Les cartes classiques sont très efficaces pour représenter les territoires mais semblent moins adaptées pour représenter le mouvement ou plus largement les flux. Pourtant la représentation des flux par la cartographie n’est pas chose nouvelle. Les cartographes ont, depuis longtemps, été amenés à représenter ces phénomènes. On peut citer plusieurs exemples emblématiques comme : la table de Peutinger, les « portulan » ou encore les cartes de Joseph Minard (1781-1870).
Les difficultés de représentation des flux ne résident pas dans l’appréhension d’un nouvel objet géographique mais dans la reconfiguration du contexte sociétal. En effet, l’un des changements majeurs de la société contemporaine est l’accroissement massif des mobilités et des échanges. Les mobilités sont de plus en plus importantes, diversifiées, multiscalaires et déhiérarchisées. Ainsi, si la cartographie classique est très opérante pour représenter les phénomènes territoriaux, elle l’est moins pour rendre compte de ces nouvelles dynamiques géographiques. Par ailleurs, les cartographes sont eux-mêmes confrontés à des changements dans leur propre univers. Ils doivent composer avec un contexte renouvelé par de nouveaux acteurs, de nouvelles données, de nouvelles capacités de calcul, de nouvelles opportunités graphiques ou encore, de nouvelles techniques de représentation notamment avec l’animation et l’interactivité.

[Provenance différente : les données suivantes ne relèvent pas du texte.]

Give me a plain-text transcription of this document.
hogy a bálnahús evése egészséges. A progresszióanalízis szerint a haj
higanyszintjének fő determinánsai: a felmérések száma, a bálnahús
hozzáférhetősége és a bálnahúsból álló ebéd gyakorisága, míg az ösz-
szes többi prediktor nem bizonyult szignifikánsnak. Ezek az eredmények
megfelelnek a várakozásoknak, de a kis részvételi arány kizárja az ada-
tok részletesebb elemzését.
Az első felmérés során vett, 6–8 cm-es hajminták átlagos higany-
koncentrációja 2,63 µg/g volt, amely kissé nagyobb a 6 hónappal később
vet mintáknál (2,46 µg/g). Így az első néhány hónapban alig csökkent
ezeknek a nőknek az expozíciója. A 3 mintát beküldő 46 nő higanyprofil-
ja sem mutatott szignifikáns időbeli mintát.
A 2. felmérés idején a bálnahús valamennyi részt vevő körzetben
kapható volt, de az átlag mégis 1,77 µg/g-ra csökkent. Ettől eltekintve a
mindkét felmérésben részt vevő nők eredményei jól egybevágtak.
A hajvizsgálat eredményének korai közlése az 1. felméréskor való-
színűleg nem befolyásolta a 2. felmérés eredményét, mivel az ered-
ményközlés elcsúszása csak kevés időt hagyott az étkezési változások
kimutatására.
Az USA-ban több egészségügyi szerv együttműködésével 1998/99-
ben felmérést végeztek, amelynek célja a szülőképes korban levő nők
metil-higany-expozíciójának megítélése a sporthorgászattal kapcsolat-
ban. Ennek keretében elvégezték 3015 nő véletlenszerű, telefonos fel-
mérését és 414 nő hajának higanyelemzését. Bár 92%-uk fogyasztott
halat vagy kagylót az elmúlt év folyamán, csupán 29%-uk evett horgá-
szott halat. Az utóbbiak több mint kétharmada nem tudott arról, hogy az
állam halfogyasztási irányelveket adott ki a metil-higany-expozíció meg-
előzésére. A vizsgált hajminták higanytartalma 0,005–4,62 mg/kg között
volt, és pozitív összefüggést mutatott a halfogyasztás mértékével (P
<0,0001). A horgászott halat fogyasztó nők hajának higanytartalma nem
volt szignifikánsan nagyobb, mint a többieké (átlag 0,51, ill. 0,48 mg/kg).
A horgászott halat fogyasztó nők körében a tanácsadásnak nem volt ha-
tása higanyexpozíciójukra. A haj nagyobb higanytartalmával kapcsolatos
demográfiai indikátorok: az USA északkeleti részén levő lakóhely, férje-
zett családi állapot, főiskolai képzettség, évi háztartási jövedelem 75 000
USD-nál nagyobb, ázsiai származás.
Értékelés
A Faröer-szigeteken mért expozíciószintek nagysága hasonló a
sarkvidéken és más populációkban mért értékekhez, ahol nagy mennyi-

Dans ce contexte renouvelé, les évolutions cartographiques depuis 10 à 20 ans ont été nombreuses mais ont davantage été intégrées à titre technique que sémiologique. Si les capacités de représentation se sont démultipliées, la cartographie, en tant que langage, n’a pas évolué au même rythme. Les énoncés de Jacques Bertin sont encore très présents, mais il est possible de soulever plusieurs pistes intéressantes pour renouveler les modes de représentation afin de mettre en mouvement la carte.
Une des pistes à explorer concerne la gestion visuelle des « traces ». La carte des vents en temps réel (Wind Map) aux États-Unis réalisée par Martin Wattemberg et Fernada Viégas en 2012, en est une très bonne illustration. Cette carte a été créée en version animée (http://hint.fm/wind/index.html) et en version statistique. Sur l’animation, plus le mouvement semble rapide, plus le vent qu’il représente l’est. Sur la carte fixe, le mouvement et la vitesse sont évoqués par un système graphique d’estompage et de transparence de la ligne ou du point. Il s’agit de conserver une trace du passé qui joue un rôle toujours actif dans le présent.